JINDABYNE (Ray Lawrence). 123 minutes. Opens Friday (May 11). Rating: NN Rating: NN
Director Ray Lawrence 's third effort practically dares Robert Altman fans to rise up in arms. After all, why base a film on Raymond Carver 's story So Much Water So Close To Home when it was already perfectly adapted in Altman's Short Cuts? Besides adding a racial element to the mix, Lawrence's unexceptional film brings nothing new to the table.
When mechanic Stewart ( Gabriel Byrne ) and three Australian fishing buddies discover the body of a murdered Aborigine woman in the river, they decide to ignore it until their weekend is over. When the friends return home, the town is appalled by their lack of action, and Stewart's wife ( Laura Linney ) begins to question their marriage.
While Carver's piece took place in the U. S., Lawrence and screenwriter Beatrix Christian use Australia's vast landscape to add a touch of foreboding to the already dark plot.

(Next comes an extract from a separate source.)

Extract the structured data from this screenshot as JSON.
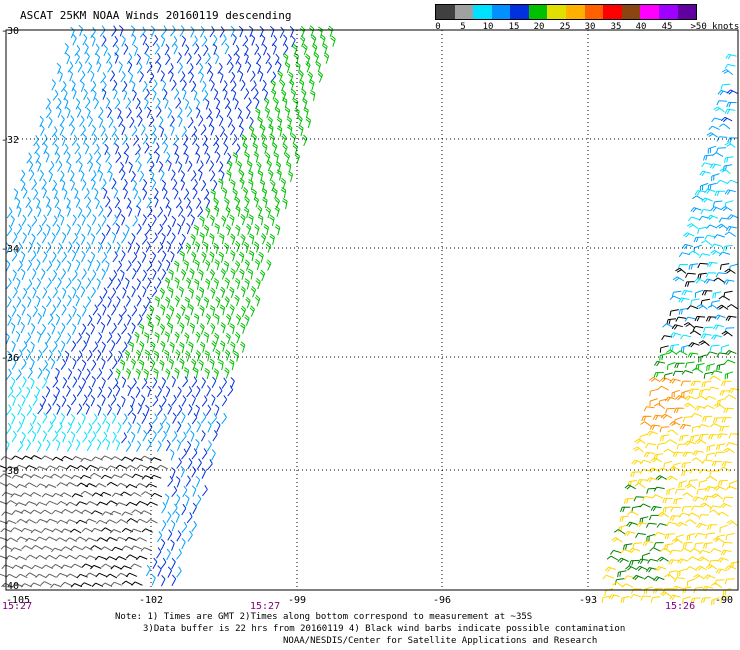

Unfortunately, they also throw in a serial killer subplot with shades of Wolf Creek and an overwhelming number of ill-defined secondary characters.
Lawrence's direction is hypnotically atmospheric but becomes tedious in the conveniently pat third act. The film works best when focusing on Linney's searing performance as a woman coming to terms with her husband's dark side.